Bu, Türk milletine yapılmış bir hakaret değil midir? Bu PKK terör örgütü tarafından öldürülen asker, sivil, polis, jandarma, milli istihbaratçı, 15.000 yurttaşımız var. Evet 15.000 yurttaşımız. Bunlara yapılmış büyük bir haksızlık değil midir? Abdullah Öcalan'la uzaktan görüşme yapılırken, Selahattin Demirtaş da önümüzdeki günlerde serbest bırakılacak ve siyasette aktif rol alacak. Ana muhalefet partisi'nin bütün belediye başkanları hapishanede, Silivri'de yatıp ellerinden Twitter hesapları bile alınırken, Selahattin Demirtaş dışarıya çıkacak ve Türkiye Cumhuriyeti devletiyle Anayasa'nın nasıl yapılacağının pazarlığını yapacak.

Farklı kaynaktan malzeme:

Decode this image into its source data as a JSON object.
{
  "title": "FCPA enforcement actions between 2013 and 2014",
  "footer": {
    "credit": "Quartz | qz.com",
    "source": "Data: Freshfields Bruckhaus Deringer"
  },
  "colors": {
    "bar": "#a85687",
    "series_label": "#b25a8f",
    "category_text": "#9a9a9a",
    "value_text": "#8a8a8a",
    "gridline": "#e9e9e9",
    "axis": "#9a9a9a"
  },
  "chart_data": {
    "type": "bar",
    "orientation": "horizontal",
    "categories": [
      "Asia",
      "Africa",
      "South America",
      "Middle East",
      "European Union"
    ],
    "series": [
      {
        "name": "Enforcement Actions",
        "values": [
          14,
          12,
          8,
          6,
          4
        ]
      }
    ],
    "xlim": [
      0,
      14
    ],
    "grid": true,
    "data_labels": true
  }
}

Böyle bir Türkiye'yi Türk milletine nasıl kabul ettireceğinizi düşünüyorsunuz?

Başından beri Türk milletine söylenen büyük bir yalan vardı: 'Biz hiçbir taviz vermiyoruz, hiçbir pazarlık yapmayacağız, PKK bütün unsurlarıyla silah bırakacak” ifadesini kullandı.

“Türkiye'de Kürt sorunu diye bir sorun yoktur. Türkiye'de etnik bir sorun yoktur”

Özdağ, ayrıca Türkiye’de “Kürt sorunu” söylemini reddederek “Türk milleti bunları kabullenmeyecek. Bu millet ekonomik krizle yaşamayı kabul eder. Bu millet adaletsizliklere isyan eder ama sabreder. Ancak, bu milletin devletine bir terör örgütünü ortak olarak getiremezsiniz. Türkiye'de Kürt sorunu diye bir sorun yoktur. Türkiye'de etnik bir sorun yoktur. Türkiye'de olan sorun bir politik, ideolojik, bölücülük sorunudur. Hiç kimse bize, bir yurttaşımızın ana dili Kürtçe olduğu için mağdur olduğu yalanını söyleyemez. Türkiye Büyük Millet Meclisi'nde ana dili Kürtçe olan milletvekilleri, bakanlar, genel müdürler mi mağdur? Ya da Ege'de, Akdeniz'de kıyılarındaki 5 yıldızlı otellerin sahipleri mi mağdur? Yoksa Kastamonu'nun, Van'ın köyündeki köylü çiftçi mi mağdur? Türkiye'de mağduriyet etnik merkezli değil, sosyal sınıf merkezlidir” dedi.

“Türk halkına verdiğimiz sözün arkasındayız”

Özdağ, Zafer Partisi’nin “Türkiye’nin üniter yapısına yönelik tehditlere karşı duruşunu sürdüreceğini” belirterek, “Zafer Partisi olarak Türk halkına verdiğimiz sözün arkasındayız. Türkiye Cumhuriyeti Devleti'nin bir terör örgütüyle pazarlıklar yaparak yeniden kurulmasına ve Abdullah Öcalan denilen teröristin Türkiye Cumhuriyeti Devleti'nin sözde kurucu önderi olmasına müsaade etmeyeceğiz” dedi.